As millions of Americans scrambled this week to get their taxes filed on time, they probably didn’t spend much time wondering how we got here. But the modern income tax, with the federal government drawing most of its money from payments by citizens, is relatively new.

The American Revolution, of course, began as a tax revolt. So when the Founders were drafting the Constitution, they were careful about assigning the power to tax. They didn’t want states, interests, or industries to use the national legislature to burden other states, interests, or industries unjustly. Therefore, the Constitution creates certain limitations on indirect taxes and direct taxes.

Indirect taxes were on goods including “duties, imports and excises.” They were expected to produce enough revenue to fund the national government’s normal operations. Direct taxes, those imposed directly on individuals, needed to be apportioned, or spread throughout the states based on population. If an income tax is subject to apportionment, a state with one-tenth the national population, for example, has to bear one-tenth the aggregate tax liability, regardless of the state’s financial condition.

Congress did take a stab at an income tax during the Civil War, but that levy ended after the war did. When it tried again to pass a modern-style “progressive” income tax in the 1890s, the Supreme Court struck it down.
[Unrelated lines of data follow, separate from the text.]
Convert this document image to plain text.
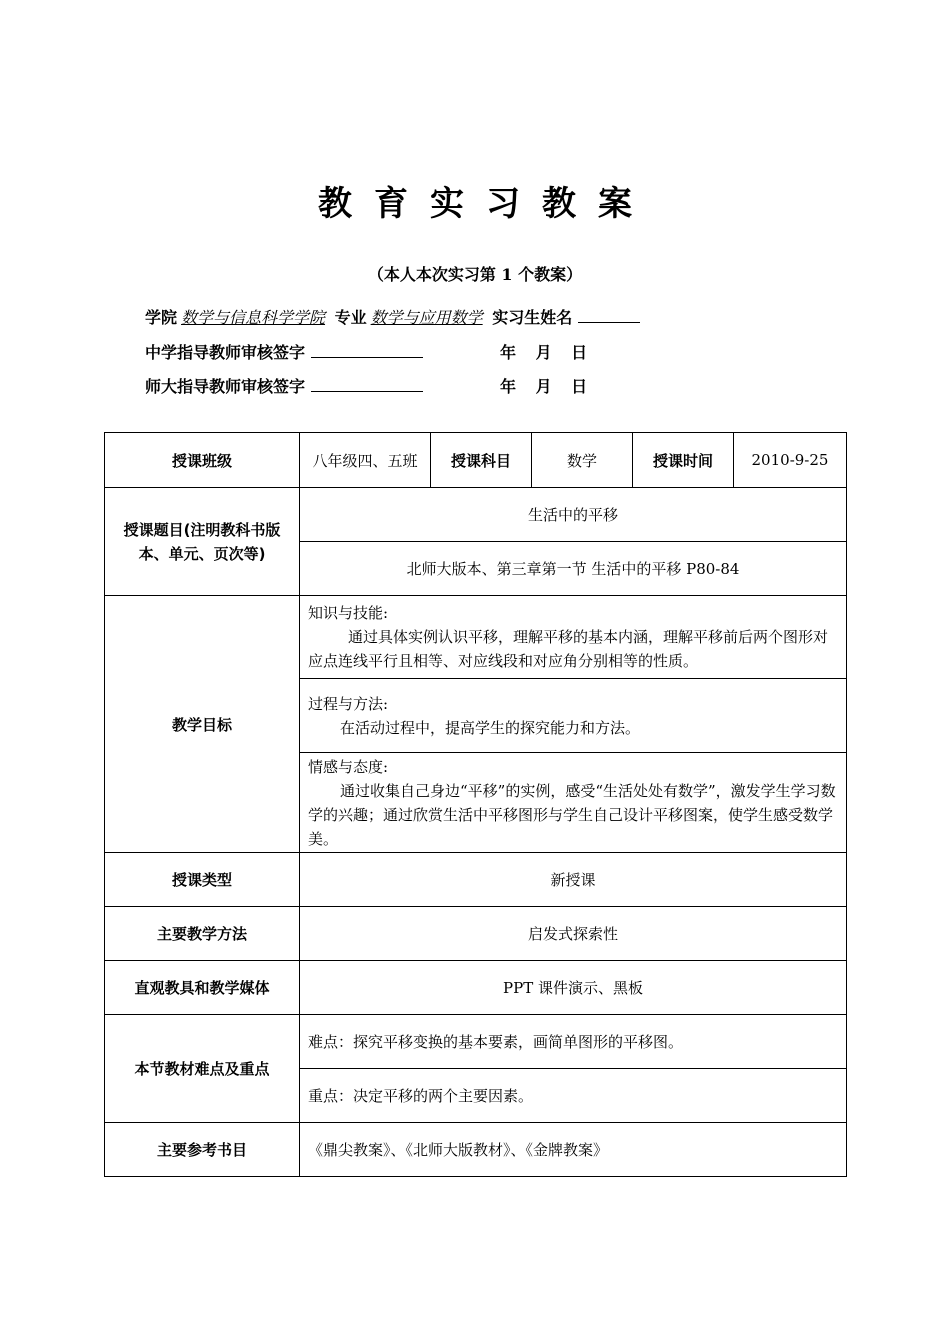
教育实习教案
（本人本次实习第 1 个教案）
学院 数学与信息科学学院 专业 数学与应用数学 实习生姓名
中学指导教师审核签字	年 月 日
师大指导教师审核签字	年 月 日
授课班级	八年级四、五班	授课科目	数学	授课时间	2010-9-25
授课题目(注明教科书版本、单元、页次等)	生活中的平移				
	北师大版本、第三章第一节 生活中的平移 P80-84				
教学目标	知识与技能:
通过具体实例认识平移，理解平移的基本内涵，理解平移前后两个图形对应点连线平行且相等、对应线段和对应角分别相等的性质。				

	过程与方法:
在活动过程中，提高学生的探究能力和方法。				

	情感与态度:
通过收集自己身边“平移”的实例，感受“生活处处有数学”，激发学生学习数学的兴趣；通过欣赏生活中平移图形与学生自己设计平移图案，使学生感受数学美。				

授课类型	新授课				
主要教学方法	启发式探索性				
直观教具和教学媒体	PPT 课件演示、黑板				
本节教材难点及重点	难点：探究平移变换的基本要素，画简单图形的平移图。				
	重点：决定平移的两个主要因素。				
主要参考书目	《鼎尖教案》、《北师大版教材》、《金牌教案》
For almost 20 years it was accepted legal practice that an unapportioned income tax violated the Constitution.

That changed 100 years ago with the ratification of the 16th Amendment: “The Congress shall have power to lay and collect taxes on incomes, from whatever source derived, without apportionment among the several States, and without regard to any census or enumeration.”

The bold change left Washington free to impose an income tax, and the tax burden has only grown in the decades since. Congress’s power to spend has soared to surpass its power to tax. If you’re grinding your teeth about your tax bill, blame the progressives and their slapdash constitutional reform.